Example: Using sensors to track a person's movement or behavior without their knowledge or consent.

  • Capturing images, video or sound. Sensors like cameras, microphones and heat sensors can capture sensitive personal information.

Example: Using sensors to collect facial features or voice data for recognition purposes.

Recommendation. Display awareness of sensor capabilities, where possible. Where visible or audible sensors on a robot can be considered disruptive to people in public, consider incorporating transparency into the design. For example, embodied AI where the presence of screens are available may take advantage of overlays or interstitials to convey awareness of AI.

Conclusion

Autonomous robots powered by AI will become more pervasive in our daily lives and fundamentally alter our modes of interaction. Building upon the success of our recently released AI Security Framework, Google's robotics privacy framework serves as a valuable tool for enabling a safer ecosystem across governments, businesses and organizations seeking to deploy privacy-preserving robotics solutions.

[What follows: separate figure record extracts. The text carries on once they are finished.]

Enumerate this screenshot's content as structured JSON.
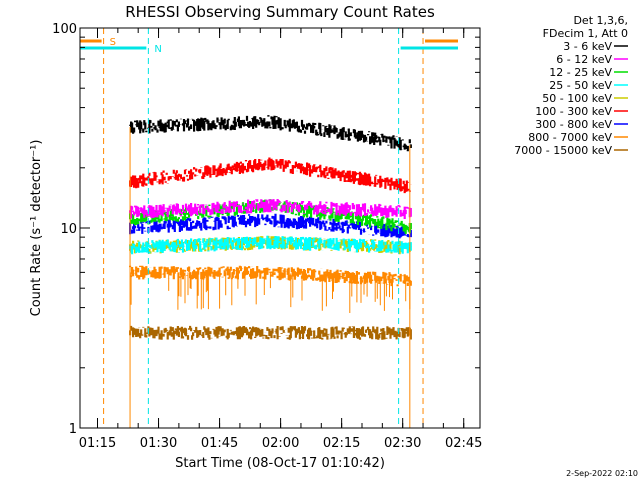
{
  "chart_data": {
    "type": "line",
    "title": "RHESSI Observing Summary Count Rates",
    "xlabel": "Start Time (08-Oct-17 01:10:42)",
    "ylabel": "Count Rate (s⁻¹ detector⁻¹)",
    "y_scale": "log",
    "ylim": [
      1,
      100
    ],
    "y_ticks": [
      {
        "value": 1,
        "label": "1"
      },
      {
        "value": 10,
        "label": "10"
      },
      {
        "value": 100,
        "label": "100"
      }
    ],
    "x_range_minutes": [
      "01:10:42",
      "02:49:00"
    ],
    "x_ticks": [
      {
        "t": "01:15",
        "label": "01:15"
      },
      {
        "t": "01:30",
        "label": "01:30"
      },
      {
        "t": "01:45",
        "label": "01:45"
      },
      {
        "t": "02:00",
        "label": "02:00"
      },
      {
        "t": "02:15",
        "label": "02:15"
      },
      {
        "t": "02:30",
        "label": "02:30"
      },
      {
        "t": "02:45",
        "label": "02:45"
      }
    ],
    "legend_header": [
      "Det 1,3,6,",
      "FDecim 1, Att 0"
    ],
    "legend_position": "top-right, outside plot",
    "data_window": [
      "01:23:00",
      "02:32:00"
    ],
    "series": [
      {
        "name": "3 - 6 keV",
        "color": "#000000",
        "level_start": 32,
        "level_mid": 34,
        "level_end": 26
      },
      {
        "name": "6 - 12 keV",
        "color": "#ff00ff",
        "level_start": 12,
        "level_mid": 13,
        "level_end": 12
      },
      {
        "name": "12 - 25 keV",
        "color": "#00dd00",
        "level_start": 11,
        "level_mid": 13,
        "level_end": 10
      },
      {
        "name": "25 - 50 keV",
        "color": "#00ffff",
        "level_start": 8,
        "level_mid": 8.5,
        "level_end": 8
      },
      {
        "name": "50 - 100 keV",
        "color": "#cccc00",
        "level_start": 8,
        "level_mid": 8.5,
        "level_end": 8
      },
      {
        "name": "100 - 300 keV",
        "color": "#ff0000",
        "level_start": 17,
        "level_mid": 21,
        "level_end": 16
      },
      {
        "name": "300 - 800 keV",
        "color": "#0000ff",
        "level_start": 10,
        "level_mid": 11,
        "level_end": 9.5
      },
      {
        "name": "800 - 7000 keV",
        "color": "#ff8800",
        "level_start": 6,
        "level_mid": 6,
        "level_end": 5.5
      },
      {
        "name": "7000 - 15000 keV",
        "color": "#aa6600",
        "level_start": 3,
        "level_mid": 3,
        "level_end": 3
      }
    ],
    "markers": [
      {
        "label": "S",
        "color": "#ff8800",
        "times": [
          "01:16:30",
          "02:35:00"
        ]
      },
      {
        "label": "N",
        "color": "#00e5e5",
        "times": [
          "01:27:30",
          "02:29:00"
        ]
      }
    ],
    "colors": {
      "axes": "#000000",
      "s_marker": "#ff8800",
      "n_marker": "#00e5e5"
    }
  },
  "footer": {
    "timestamp": "2-Sep-2022 02:10"
  }
}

The robotics privacy framework highlights three key areas:

  • Novel interactions. Understanding the impact of autonomous robots in public, or uncontrolled, environments and how these interactions differ from traditional human technology interactions.
  • New challenges of autonomous engagement. The privacy implications of human-robot interactions, including issues of control, transparency and user expectations.
  • Transparency of robotic capabilities. Transparency in data collection and usage practices while addressing privacy concerns related to sensors and data processing.

The framework's structured approach addresses these concerns by recommending:

  • Identifying data. Categorize data types that will be used to operate autonomous robots and classify by sensitivity and purpose.
  • Assessing control in the environment. Ensure individuals have meaningful control over the collection, use and sharing of their data in shared spaces with robots.
  • Enforcing transparency. Promote transparency in the collection and usage practices of autonomous robots.

Erin Relford, CIPT, is a privacy engineer at Google.